Carbon price needed to accelerate CCS development, federal panel says

Large-scale carbon capture and storage, or CCS, is viable, but widespread adoption will require a price on carbon, a federal inter-agency panel said today.

The panel, a task force set up in February by President Obama to make recommendations about the barriers to widespread, cost-effective CCS deployment within 10 years, today sent its final recommendations to the president.

"These recommendations mark an important step forward in combating climate change and strengthening our economy through green jobs -- top priorities for this administration," said U.S. EPA Administrator Lisa Jackson in a statement. "By encouraging efforts to develop clean coal technology we will obtain new tools to reduce greenhouse gas emissions, create jobs, and make our nation more competitive in the global race for clean energy technology."

The task force, composed of representatives from 14 federal agencies, says there are no insurmountable hurdles -- technical, institutional, legal or otherwise -- to the deployment of the technology. But widespread deployment would be best achieved with a carbon price, the panel says.

"Administration analyses of proposed climate change legislation suggest that CCS technologies will not be widely deployed in the next two decades absent financial incentives that supplement projected carbon prices," the panel's report says.

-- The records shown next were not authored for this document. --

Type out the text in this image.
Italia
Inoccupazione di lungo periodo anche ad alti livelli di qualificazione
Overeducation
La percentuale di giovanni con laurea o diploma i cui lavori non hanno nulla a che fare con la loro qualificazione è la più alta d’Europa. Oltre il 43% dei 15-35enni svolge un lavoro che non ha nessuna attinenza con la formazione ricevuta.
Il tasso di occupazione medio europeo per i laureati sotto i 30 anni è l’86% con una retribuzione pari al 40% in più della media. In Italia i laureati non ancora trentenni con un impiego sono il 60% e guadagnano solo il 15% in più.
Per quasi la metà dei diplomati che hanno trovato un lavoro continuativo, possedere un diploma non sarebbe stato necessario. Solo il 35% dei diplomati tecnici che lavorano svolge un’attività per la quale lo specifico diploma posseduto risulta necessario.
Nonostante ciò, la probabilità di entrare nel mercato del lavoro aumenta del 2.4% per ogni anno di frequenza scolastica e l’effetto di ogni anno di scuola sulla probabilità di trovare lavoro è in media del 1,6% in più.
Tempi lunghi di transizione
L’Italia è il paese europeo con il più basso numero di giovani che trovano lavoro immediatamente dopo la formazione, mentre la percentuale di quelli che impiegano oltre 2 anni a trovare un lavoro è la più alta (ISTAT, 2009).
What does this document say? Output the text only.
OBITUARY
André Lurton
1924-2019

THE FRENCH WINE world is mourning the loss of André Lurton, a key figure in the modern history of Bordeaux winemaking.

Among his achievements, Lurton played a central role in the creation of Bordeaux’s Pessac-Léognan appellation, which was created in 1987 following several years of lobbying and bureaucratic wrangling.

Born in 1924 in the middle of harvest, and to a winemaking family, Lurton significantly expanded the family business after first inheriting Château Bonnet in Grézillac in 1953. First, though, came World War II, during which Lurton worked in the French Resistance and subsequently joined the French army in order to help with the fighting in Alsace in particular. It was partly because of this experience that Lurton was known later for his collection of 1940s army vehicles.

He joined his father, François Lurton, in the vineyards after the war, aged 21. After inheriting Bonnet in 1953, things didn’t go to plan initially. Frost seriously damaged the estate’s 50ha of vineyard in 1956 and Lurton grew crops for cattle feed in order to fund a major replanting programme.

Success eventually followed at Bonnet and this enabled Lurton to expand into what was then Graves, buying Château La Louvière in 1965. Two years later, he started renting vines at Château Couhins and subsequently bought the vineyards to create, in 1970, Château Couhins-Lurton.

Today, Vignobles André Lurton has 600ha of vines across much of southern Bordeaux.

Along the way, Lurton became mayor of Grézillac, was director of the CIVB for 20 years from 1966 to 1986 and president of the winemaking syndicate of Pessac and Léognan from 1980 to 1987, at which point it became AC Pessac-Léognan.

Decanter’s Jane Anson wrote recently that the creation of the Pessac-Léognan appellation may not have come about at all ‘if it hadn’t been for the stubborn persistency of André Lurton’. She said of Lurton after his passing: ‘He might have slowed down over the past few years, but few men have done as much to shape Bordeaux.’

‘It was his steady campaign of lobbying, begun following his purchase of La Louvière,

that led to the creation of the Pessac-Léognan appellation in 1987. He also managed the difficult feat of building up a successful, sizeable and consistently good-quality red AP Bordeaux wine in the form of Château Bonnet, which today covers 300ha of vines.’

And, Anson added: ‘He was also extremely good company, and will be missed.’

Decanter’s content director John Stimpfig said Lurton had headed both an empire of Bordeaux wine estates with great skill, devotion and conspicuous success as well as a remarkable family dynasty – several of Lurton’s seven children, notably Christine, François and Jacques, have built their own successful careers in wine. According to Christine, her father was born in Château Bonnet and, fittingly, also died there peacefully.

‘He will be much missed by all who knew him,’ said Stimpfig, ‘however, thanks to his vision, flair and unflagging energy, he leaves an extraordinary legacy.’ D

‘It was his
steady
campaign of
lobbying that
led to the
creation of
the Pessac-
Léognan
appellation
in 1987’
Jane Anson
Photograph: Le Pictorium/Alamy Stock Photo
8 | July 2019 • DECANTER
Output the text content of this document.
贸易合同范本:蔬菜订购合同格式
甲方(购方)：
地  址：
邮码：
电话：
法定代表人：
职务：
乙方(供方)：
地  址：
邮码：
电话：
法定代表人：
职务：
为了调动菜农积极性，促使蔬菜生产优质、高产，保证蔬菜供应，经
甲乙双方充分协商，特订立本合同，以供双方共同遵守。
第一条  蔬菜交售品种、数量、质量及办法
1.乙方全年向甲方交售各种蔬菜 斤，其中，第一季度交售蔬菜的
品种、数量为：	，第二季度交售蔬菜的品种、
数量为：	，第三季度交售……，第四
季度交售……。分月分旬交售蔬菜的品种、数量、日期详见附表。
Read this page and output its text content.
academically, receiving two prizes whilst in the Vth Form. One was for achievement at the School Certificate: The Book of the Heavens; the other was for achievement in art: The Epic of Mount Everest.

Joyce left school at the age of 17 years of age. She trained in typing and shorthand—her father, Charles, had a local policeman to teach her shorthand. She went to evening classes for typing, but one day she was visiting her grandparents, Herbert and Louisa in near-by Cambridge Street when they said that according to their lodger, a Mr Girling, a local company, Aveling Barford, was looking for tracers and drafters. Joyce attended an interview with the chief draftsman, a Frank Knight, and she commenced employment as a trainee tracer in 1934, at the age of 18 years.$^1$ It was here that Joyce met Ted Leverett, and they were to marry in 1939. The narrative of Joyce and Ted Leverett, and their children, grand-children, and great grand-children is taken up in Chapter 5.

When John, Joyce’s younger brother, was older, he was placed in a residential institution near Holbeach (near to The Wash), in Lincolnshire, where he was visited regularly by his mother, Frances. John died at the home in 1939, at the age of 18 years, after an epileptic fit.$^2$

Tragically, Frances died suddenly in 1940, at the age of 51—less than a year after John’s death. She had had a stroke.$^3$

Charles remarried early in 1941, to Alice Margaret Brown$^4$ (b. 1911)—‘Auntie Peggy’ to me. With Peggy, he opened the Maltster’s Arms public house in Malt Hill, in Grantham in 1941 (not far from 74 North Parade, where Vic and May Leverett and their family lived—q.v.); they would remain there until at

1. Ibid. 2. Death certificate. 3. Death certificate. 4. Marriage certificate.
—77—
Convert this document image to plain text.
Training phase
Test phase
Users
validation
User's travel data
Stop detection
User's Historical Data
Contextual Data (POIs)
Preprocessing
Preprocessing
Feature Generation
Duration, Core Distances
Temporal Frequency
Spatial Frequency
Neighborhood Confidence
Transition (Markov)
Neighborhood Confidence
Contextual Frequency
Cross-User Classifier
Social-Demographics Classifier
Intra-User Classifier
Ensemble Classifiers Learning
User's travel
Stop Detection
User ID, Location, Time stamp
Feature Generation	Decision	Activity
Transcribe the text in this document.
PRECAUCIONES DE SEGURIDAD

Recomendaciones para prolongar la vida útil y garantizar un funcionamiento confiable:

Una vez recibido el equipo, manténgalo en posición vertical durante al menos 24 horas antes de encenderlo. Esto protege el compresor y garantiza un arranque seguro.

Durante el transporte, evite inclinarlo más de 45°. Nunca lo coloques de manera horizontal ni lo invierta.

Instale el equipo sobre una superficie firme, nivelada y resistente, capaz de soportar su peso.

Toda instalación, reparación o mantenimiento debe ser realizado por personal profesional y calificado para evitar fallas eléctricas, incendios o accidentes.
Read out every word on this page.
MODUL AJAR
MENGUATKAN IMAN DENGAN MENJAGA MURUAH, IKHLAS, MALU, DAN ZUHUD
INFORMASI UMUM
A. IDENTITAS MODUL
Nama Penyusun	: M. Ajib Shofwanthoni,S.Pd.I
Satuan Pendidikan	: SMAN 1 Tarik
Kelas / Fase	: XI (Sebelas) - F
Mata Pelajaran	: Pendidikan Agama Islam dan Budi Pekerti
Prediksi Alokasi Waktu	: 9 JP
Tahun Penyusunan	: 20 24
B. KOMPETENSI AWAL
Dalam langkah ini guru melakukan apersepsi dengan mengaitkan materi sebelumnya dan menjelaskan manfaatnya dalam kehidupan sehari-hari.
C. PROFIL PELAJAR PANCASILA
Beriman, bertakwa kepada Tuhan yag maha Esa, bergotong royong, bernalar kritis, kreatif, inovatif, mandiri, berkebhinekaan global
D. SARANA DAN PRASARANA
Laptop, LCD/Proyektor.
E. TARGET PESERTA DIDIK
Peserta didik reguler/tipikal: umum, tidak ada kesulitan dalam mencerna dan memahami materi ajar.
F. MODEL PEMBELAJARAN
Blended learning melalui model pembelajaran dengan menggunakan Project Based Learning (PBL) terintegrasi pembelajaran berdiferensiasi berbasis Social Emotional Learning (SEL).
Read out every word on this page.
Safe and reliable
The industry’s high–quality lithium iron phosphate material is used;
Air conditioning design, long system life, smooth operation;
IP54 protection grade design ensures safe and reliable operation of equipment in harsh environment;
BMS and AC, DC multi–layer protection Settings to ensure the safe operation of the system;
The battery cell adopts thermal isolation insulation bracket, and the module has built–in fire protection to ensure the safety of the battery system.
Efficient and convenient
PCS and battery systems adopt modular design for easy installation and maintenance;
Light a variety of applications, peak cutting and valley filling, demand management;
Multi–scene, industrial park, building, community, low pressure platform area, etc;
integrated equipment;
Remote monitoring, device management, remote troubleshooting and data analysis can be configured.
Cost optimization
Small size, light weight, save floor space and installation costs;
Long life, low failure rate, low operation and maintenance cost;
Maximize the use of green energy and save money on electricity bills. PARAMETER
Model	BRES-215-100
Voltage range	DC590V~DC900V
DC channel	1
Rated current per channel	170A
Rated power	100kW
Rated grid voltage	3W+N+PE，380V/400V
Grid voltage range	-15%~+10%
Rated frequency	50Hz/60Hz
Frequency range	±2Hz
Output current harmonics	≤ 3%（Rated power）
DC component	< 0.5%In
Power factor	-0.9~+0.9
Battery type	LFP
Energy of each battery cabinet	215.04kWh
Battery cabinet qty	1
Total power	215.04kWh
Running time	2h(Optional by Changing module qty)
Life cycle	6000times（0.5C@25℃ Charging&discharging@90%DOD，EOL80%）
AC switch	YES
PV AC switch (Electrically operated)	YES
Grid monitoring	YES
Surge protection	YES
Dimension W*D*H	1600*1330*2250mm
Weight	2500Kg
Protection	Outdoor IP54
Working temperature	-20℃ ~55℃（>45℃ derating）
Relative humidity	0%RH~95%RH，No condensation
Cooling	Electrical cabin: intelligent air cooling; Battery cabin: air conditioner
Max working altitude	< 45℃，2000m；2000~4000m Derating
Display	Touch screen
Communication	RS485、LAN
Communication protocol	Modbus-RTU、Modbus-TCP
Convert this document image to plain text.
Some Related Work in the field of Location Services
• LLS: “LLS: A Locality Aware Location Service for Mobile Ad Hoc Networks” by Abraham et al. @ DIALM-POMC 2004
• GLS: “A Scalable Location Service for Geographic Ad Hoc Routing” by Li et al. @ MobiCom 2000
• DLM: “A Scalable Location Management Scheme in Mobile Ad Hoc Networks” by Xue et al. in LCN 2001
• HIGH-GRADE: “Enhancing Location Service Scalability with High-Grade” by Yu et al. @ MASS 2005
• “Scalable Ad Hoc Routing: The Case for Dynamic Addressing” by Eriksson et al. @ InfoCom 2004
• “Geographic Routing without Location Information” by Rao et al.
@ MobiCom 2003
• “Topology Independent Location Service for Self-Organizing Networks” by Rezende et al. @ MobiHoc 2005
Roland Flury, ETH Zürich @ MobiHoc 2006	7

But with additional federal coordination, the task force believes the nation can achieve the president's goal of setting up five to 10 commercial-scale demonstration projects by 2016. The panel recommends creating a standing federal agency roundtable and expert committee to help achieve that goal. And it recommends setting up a joint Energy Department-EPA effort to track regulatory progress for early commercial projects.

A more focused engagement with communities that are candidates for CCS projects would also be beneficial, the report says. Just yesterday, an Illinois town pulled out of a beleaguered clean coal project that has struggled for years to get up and running (E&ENews PM, Aug. 11).

Long-term liability could be a barrier to CCS deployment, the panel concedes. And it recommends exploring further four approaches that could alleviate the problem. The report says EPA, DOE and the Justice Department will continue efforts to improve long-term liability frameworks and will make further recommendations on that front late next year.

Still, the panel remains optimistic that the United States can meet its CCS goals.

"A diversified energy portfolio, which includes coal, is important for a strong 21st-century American economy," said Nancy Sutley, chairwoman of the White House Council on Environmental Quality. "These recommendations move us toward bringing safe and deployable CCS technologies to the marketplace to help us meet the goal of reducing harmful carbon emissions while continuing to use this energy source."